Fermentation should be maintained at 68–72°F (20–22°C) during active fermentation. This helps keep esters low and sulfur transient. Allow 3–5 days of primary activity, then let the beer rest at ale temperatures until final gravity stabilizes.
Conditioning and finishing require extra time for any transient sulfur to fade. Cold-crash for 24–48 hours and use fining agents as desired to clarify. Bottle or keg at standard carbonation for an American IPA.
Taste notes and adjustments: WLP060 accentuates hop flavor and bitterness. Choose complementary varieties like Citra, Centennial, Columbus, and Mosaic. If hops feel sharp, reduce early bittering additions or increase late aroma hops for balance in future brews.
Conclusion
White Labs WLP060 provides a clean fermentation profile, perfect for showcasing hop character. It keeps esters and phenols to a minimum. With 72–80% attenuation, medium flocculation, and an 8–12% alcohol tolerance, it's ideal for American IPA, Pale Ale, Blonde Ale, and California Common. It also works well in ciders and meads when a neutral flavor is desired.
PurePitch® Next Generation packaging at 7.5 million cells/mL often eliminates the need for a starter in standard-strength beers. However, for high-gravity brews near tolerance limits, using starters or multiple vials is recommended. Follow White Labs' shipping and storage guidelines. Maintain a 68–72°F fermentation range to achieve the clean, lager-like character this blend offers.

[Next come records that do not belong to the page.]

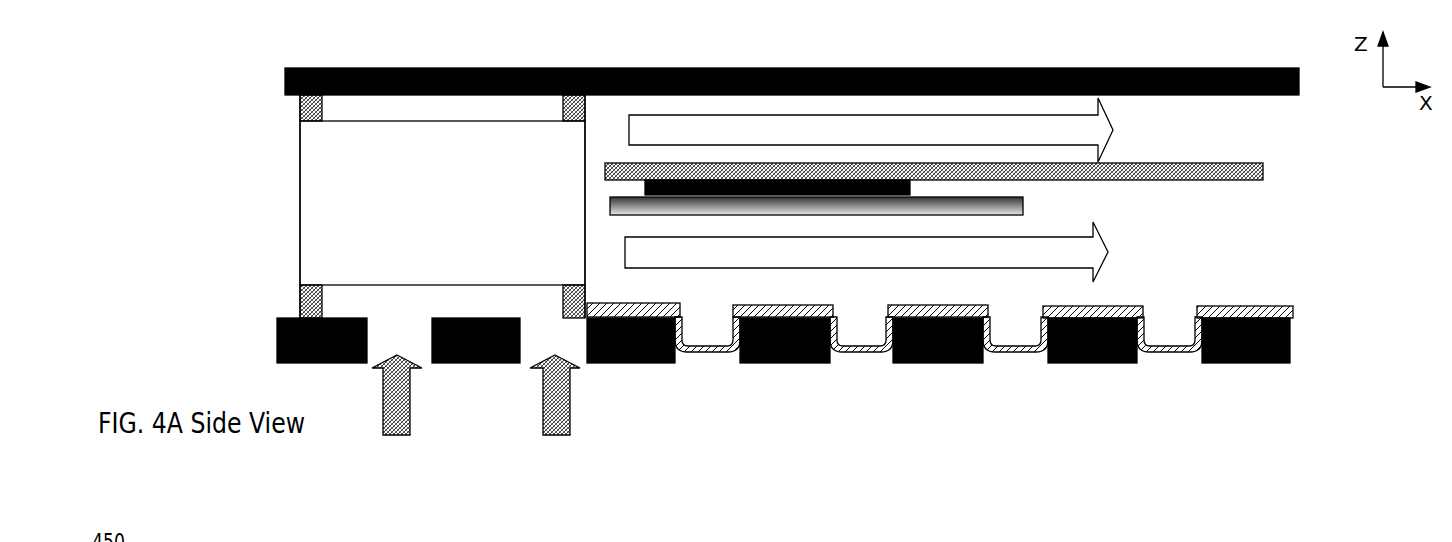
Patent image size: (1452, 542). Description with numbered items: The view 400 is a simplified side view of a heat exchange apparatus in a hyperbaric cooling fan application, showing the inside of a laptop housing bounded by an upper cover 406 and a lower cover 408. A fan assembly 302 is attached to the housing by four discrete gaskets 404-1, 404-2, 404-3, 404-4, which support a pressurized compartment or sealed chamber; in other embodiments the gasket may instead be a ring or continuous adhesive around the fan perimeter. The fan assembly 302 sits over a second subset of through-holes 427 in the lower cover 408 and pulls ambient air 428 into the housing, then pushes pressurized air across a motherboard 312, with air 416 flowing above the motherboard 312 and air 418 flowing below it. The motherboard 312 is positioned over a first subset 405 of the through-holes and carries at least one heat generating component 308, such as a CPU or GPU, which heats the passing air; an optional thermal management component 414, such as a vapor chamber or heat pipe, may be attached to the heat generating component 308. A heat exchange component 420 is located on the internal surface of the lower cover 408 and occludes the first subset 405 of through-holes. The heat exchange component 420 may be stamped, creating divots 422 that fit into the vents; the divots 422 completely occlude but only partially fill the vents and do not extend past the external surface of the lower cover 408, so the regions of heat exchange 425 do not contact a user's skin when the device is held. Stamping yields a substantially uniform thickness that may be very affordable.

The view 400 is at (100, 118).
The fan assembly 302 is at (438, 189).
The heat generating component 308 is at (910, 188).
The motherboard 312 is at (1258, 180).
The gasket 404-1 is at (298, 105).
The gasket 404-2 is at (568, 123).
The gasket 404-3 is at (298, 306).
The gasket 404-4 is at (562, 306).
The first subset of the plurality of through-holes 405 is at (668, 460).
The upper cover 406 is at (1290, 95).
The lower cover 408 is at (1290, 330).
The thermal management component 414 is at (1023, 206).
The air pushed above the motherboard 416 is at (787, 141).
The air pushed below the motherboard 418 is at (789, 263).
The heat exchange component 420 is at (1268, 306).
The divots 422 is at (1173, 313).
The regions of heat exchange 425 is at (704, 374).
The through-holes 427 is at (520, 377).
The ambient air 428 is at (540, 420).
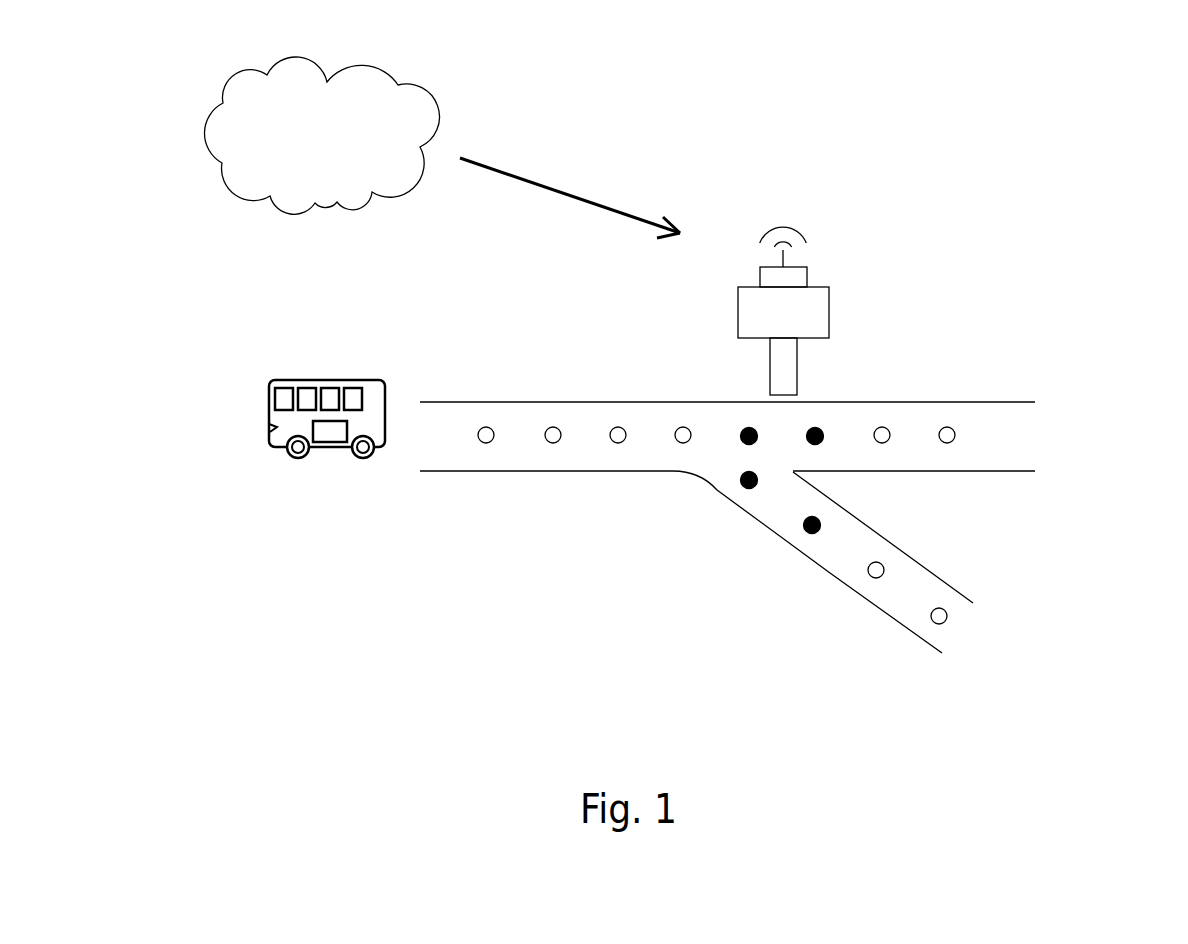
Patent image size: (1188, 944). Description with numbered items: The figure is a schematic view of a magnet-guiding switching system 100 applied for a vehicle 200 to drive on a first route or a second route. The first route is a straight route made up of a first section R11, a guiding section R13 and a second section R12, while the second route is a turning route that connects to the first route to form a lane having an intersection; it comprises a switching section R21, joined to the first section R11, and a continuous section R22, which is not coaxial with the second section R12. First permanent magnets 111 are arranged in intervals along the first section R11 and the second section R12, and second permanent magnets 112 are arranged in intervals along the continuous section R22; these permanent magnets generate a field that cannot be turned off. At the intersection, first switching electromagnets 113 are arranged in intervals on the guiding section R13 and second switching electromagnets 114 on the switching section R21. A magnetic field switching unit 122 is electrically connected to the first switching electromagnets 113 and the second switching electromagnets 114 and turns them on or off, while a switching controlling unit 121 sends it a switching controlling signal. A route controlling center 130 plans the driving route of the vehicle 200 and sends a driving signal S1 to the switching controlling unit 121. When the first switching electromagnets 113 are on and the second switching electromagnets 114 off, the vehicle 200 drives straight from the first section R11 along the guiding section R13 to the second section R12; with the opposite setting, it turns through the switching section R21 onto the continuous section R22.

The magnet-guiding switching system 100 is at (828, 202).
The first permanent magnets 111 is at (552, 443).
The second permanent magnets 112 is at (945, 622).
The first switching electromagnets 113 is at (815, 427).
The second switching electromagnets 114 is at (812, 535).
The switching controlling unit 121 is at (760, 277).
The magnetic field switching unit 122 is at (783, 341).
The route controlling center 130 is at (321, 135).
The vehicle 200 is at (328, 380).
The driving signal S1 is at (570, 198).
The first section R11 is at (507, 413).
The second section R12 is at (983, 413).
The guiding section R13 is at (723, 413).
The switching section R21 is at (750, 502).
The continuous section R22 is at (913, 617).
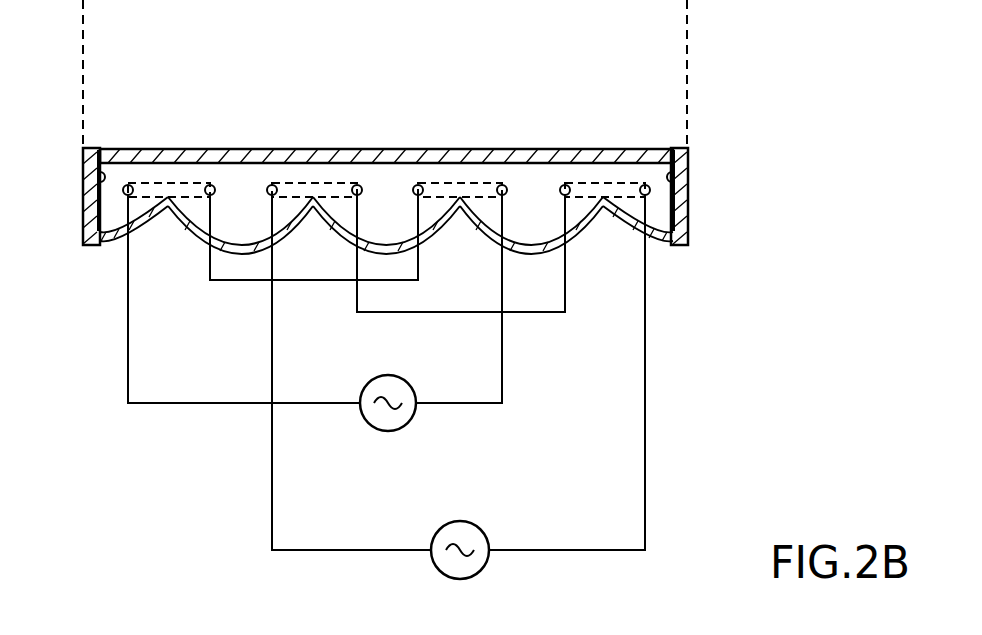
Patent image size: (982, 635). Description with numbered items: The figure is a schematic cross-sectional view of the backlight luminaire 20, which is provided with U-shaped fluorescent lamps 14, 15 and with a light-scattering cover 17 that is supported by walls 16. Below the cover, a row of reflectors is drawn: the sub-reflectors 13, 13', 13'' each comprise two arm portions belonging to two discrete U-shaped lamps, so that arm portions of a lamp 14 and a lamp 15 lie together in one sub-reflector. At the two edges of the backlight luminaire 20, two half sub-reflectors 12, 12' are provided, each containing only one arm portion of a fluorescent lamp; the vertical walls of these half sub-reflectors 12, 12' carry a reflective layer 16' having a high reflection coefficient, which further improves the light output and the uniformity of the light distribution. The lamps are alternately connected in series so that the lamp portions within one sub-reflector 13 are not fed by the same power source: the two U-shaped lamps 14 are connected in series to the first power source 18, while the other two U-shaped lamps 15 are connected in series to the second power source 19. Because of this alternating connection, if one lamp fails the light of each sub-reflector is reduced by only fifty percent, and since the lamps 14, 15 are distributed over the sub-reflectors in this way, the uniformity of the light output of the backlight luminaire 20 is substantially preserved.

The half sub-reflector 12 is at (134, 239).
The half sub-reflector 12' is at (635, 248).
The sub-reflector 13 is at (240, 259).
The sub-reflector 13' is at (389, 248).
The sub-reflector 13'' is at (531, 248).
The U-shaped fluorescent lamp 14 is at (180, 183).
The U-shaped fluorescent lamp 15 is at (322, 183).
The wall 16 is at (385, 196).
The reflective layer 16' is at (390, 161).
The light-scattering cover 17 is at (545, 149).
The first power source 18 is at (363, 383).
The second power source 19 is at (436, 528).
The backlight luminaire 20 is at (670, 118).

When deciding if you should use WLP060, first consider the beer style and target ABV. For beers that should highlight hop bitterness and aroma, WLP060 is an excellent choice. In summary, this WLP060 review conclusion highlights its versatility and ease of use. It's a reliable option for brewers aiming for predictable, neutral fermentation that emphasizes hops.